To an outsider looking in, Mike Gundy and Bill Snyder couldn’t be any less alike. One’s persona and off-the-field antics can detract from his building one of the best programs in college football over the last 10 years at a school that’s had fewer 10-win seasons than, well, 10.
The other wouldn’t know what a mullet was if you drew it for him and likely wouldn’t care. If Bill Snyder went snake hunting, we wouldn’t know about it.
But there are also several similarities between the two longest-tenured Big 12 coaches. Both have ushered in and enjoyed unheard of success at their respective schools in part by savvy recruiting and attracting players that fit into each’s established culture. Gundy said on Monday he sees similarities in the way the two schools recruit.
And both have done it without the luxury of a being a at blue-blood school or the advantages that provides.
“I don’t think there’s any question that he’s been as big an impact at Kansas State as any coach that’s ever coached in college football, based on where they started and where he’s taken them to,” said Gundy.
“I think that even though he’s a Hall of Famer, which he deserves to be in the Hall of Fame, coaches can coach at certain schools and have an advantage. And then some coaches make their advantages with the commitment and what they put into that university and he’s a perfect illustration of that for what he’s done there.
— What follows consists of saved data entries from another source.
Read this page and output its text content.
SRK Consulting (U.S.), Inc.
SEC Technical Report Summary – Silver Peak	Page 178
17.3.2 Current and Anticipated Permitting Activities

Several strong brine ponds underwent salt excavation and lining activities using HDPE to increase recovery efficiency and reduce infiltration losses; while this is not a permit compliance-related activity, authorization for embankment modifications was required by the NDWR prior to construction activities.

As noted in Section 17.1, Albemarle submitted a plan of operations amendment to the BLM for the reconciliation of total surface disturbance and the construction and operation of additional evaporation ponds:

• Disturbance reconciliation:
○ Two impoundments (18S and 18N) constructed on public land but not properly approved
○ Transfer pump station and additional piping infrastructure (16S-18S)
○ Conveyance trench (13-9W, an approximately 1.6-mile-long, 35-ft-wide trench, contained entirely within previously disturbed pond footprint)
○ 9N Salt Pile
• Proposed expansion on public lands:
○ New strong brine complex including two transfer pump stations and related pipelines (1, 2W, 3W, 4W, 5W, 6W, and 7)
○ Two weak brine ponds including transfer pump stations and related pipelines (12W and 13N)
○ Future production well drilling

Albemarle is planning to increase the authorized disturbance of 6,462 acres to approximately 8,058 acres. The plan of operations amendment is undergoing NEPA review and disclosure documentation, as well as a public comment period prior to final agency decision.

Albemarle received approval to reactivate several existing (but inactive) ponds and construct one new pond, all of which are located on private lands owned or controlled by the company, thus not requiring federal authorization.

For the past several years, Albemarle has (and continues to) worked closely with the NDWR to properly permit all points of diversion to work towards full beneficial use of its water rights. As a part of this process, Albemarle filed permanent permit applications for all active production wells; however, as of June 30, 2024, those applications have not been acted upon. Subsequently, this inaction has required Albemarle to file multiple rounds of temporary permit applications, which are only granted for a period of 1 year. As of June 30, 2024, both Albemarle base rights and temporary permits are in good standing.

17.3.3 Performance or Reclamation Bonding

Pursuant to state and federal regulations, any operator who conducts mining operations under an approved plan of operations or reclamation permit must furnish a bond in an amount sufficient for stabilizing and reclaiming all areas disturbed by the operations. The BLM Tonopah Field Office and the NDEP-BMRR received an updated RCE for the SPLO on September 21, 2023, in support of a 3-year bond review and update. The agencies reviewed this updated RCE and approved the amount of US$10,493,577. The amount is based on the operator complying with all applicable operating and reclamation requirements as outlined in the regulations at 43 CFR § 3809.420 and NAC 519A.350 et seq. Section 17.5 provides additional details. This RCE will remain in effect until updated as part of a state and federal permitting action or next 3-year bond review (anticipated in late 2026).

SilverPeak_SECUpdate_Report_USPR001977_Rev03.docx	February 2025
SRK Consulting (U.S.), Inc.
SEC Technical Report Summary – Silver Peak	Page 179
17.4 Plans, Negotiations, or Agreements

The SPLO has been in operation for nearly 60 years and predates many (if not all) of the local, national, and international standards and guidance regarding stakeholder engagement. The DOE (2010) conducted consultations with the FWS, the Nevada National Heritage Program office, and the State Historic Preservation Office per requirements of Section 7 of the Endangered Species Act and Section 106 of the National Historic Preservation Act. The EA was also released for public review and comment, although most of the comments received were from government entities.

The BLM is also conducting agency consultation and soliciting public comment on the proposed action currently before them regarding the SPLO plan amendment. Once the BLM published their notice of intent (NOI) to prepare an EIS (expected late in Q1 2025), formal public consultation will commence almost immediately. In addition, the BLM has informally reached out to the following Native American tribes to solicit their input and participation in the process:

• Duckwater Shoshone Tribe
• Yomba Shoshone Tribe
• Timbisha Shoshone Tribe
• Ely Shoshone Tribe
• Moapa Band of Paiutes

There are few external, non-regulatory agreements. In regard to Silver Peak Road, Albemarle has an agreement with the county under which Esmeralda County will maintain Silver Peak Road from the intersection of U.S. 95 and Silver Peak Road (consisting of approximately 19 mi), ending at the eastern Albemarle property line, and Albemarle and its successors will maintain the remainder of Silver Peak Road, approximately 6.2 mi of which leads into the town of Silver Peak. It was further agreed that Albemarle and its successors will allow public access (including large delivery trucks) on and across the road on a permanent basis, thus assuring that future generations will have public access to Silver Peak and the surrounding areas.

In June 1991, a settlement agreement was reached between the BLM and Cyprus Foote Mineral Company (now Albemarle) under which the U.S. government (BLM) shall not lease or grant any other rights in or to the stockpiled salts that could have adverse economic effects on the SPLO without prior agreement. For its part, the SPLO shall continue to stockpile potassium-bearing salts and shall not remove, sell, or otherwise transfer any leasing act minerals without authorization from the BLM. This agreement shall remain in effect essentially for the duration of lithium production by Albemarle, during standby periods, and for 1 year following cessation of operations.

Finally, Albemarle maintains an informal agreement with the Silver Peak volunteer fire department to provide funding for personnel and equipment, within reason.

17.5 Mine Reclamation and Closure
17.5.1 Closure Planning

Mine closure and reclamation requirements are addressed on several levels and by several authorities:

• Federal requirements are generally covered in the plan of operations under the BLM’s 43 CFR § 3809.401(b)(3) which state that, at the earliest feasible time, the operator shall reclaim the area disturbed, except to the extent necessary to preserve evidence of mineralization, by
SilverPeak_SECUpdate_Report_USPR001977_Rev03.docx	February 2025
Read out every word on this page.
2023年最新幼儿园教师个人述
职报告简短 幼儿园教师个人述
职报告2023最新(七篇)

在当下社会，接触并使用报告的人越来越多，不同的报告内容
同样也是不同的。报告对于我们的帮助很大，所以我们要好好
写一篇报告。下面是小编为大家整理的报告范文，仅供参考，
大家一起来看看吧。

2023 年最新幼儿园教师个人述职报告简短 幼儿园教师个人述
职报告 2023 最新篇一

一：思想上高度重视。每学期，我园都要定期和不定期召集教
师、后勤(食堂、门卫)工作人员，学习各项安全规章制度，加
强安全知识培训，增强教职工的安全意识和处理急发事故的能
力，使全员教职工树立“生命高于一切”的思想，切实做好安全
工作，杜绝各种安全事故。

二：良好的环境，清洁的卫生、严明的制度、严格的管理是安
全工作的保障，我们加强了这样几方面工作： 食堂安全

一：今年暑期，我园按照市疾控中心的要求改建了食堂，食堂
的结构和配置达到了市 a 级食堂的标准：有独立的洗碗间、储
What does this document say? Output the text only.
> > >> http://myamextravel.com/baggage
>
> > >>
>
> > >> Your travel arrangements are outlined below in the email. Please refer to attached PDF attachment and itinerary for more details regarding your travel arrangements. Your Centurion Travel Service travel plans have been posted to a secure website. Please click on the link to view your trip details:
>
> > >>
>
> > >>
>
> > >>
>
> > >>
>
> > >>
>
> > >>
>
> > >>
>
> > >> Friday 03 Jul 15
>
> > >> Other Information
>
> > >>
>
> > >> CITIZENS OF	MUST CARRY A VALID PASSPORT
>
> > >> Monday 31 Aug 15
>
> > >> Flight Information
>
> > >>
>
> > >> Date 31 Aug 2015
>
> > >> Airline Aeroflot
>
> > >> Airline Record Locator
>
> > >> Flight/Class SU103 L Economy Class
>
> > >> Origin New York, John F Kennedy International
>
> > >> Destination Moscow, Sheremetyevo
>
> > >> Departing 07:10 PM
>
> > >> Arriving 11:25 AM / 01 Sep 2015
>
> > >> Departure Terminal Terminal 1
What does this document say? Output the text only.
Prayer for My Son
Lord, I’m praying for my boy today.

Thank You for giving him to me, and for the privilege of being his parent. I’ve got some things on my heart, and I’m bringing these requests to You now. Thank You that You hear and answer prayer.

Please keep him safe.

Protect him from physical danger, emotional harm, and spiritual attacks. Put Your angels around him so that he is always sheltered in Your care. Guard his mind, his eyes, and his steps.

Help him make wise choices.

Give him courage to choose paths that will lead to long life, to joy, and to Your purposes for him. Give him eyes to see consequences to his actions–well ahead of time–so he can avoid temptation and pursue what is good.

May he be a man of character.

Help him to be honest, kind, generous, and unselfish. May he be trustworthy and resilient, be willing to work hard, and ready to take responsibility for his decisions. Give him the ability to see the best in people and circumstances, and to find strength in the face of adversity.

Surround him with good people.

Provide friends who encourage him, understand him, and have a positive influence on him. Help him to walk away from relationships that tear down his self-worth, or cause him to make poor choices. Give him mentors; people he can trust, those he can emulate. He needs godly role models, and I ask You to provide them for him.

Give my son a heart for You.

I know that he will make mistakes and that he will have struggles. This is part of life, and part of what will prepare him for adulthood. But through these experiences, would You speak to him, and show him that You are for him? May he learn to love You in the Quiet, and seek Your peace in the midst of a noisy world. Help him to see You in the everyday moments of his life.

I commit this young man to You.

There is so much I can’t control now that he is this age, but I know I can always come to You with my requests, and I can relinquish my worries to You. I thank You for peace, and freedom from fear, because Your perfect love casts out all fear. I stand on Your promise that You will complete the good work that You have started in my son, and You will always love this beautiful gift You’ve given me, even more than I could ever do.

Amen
“That’s an outsider looking in and I’m sure they would probably feel the same way, the administration there and the impact that he’s made on that university and that state over the period of time that he’s done it.
“Pretty huge, I would say.”
The two head coaches have faced off seven times and Mike Gundy has come out on top in five of them. But the road team has won just twice.
Oklahoma State, a 17.5-point favorite on Saturday, is still playing for the off-chance that it could make the Big 12 title game. Kansas State is playing to become bowl eligible for the eighth-straight year. Both need to win on Saturday to keep each hope alive.
At 78, this may be the last time Snyder calmly strolls the sidelines, arms-crossed, bowl jacket on inside Boone Pickens Stadium. Last week, Gundy said, “If there’s a guy to copy, (Bill Snyder) is a good one,” said Gundy.
But Gundy, at 50 and in his 13th year, has no desire to emulate his 78-year old counterpart now in his 26th. When asked for the 78th time if he would be coaching at Snyder’s age, Gundy briskly shook his head, “No.”
If this is the Purple Wizard’s last trip to Stillwater, let’s hope he does’t conjure up too much magic.